Event under the auspices of the Ministry of Economy of Slovak Republic

Optimal PI fuzzy controller for nonlinear systems

Daniela Perdukova
Department of Electrical Engineering and Mechatronics

Pavol Fedor
Department of Electrical Engineering and Mechatronics


     Last modified: 2017-06-12

Abstract
The paper describes the procedure of designing a PI fuzzy controller for a nonlinear system that guarantees optimal control dynamics in terms of the selected criterion. For the sake of simplicity we have chosen the optimality criterion in the form of the integral of the quadratic deviation of system output from desired value. Fuzzy controller design is based on the idea that if there exists for a controlled system a satisfactory input signal time sequence that will achieve the control target in an optimal way, it is then possible to simply design a fuzzy controller for this system on basis of this sequence (the optimal input vector). Finding the optimal input vector involves repeated application of various input vectors to the controlled system and optimality criterion evaluation for each one of them. The database for PI fuzzy controller design is obtained by applying the optimal input vector to the controlled system input for concrete reference value. Using the measured data database, the particular fuzzy controller is designed by standardly known procedures of clustering the data into significant clusters and their description by rules, e.g. by the Anfisedit tool of the Matlab programme.
The fuzzy controller design method enables the use of standard soft computing tools in the design process.

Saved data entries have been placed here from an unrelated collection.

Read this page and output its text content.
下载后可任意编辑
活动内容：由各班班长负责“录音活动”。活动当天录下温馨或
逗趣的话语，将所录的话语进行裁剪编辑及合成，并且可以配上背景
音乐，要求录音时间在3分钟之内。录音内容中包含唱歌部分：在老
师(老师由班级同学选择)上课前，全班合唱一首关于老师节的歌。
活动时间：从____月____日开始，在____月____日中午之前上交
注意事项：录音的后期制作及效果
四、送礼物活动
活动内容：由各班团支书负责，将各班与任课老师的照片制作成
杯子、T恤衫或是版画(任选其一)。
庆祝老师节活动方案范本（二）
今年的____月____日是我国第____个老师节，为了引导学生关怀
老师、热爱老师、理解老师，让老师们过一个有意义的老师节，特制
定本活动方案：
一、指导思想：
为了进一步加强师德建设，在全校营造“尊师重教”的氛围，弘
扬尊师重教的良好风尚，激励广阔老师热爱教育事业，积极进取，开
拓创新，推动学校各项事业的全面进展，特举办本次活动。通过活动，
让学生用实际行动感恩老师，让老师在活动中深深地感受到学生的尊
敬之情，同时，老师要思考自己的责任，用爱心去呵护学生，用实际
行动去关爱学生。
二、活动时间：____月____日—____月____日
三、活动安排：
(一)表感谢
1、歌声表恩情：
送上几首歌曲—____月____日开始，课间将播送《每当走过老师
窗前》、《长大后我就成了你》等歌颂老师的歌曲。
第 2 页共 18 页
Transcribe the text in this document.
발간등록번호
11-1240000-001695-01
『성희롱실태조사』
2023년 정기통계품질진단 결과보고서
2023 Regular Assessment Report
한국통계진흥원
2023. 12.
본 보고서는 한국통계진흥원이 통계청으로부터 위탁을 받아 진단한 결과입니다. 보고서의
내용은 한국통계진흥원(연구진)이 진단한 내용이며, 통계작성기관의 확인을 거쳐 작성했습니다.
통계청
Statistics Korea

Significant simulations and experimental measurements on a real nonlinear dual axis mechanical system that have been carried out have confirmed the rightness of the proposed method and the good dynamic properties of the developed PI fuzzy controller.
The main aim of the presented paper was to develop a fuzzy control design approach with as little system information as possible and to avoid the heuristic search for a rule-based fuzzy controller.
With this method no principal limitations for the investigated system´s nonlinearities are defined, and therefore there is good reason to assume that the presented method will find wide use in various sectors of industry.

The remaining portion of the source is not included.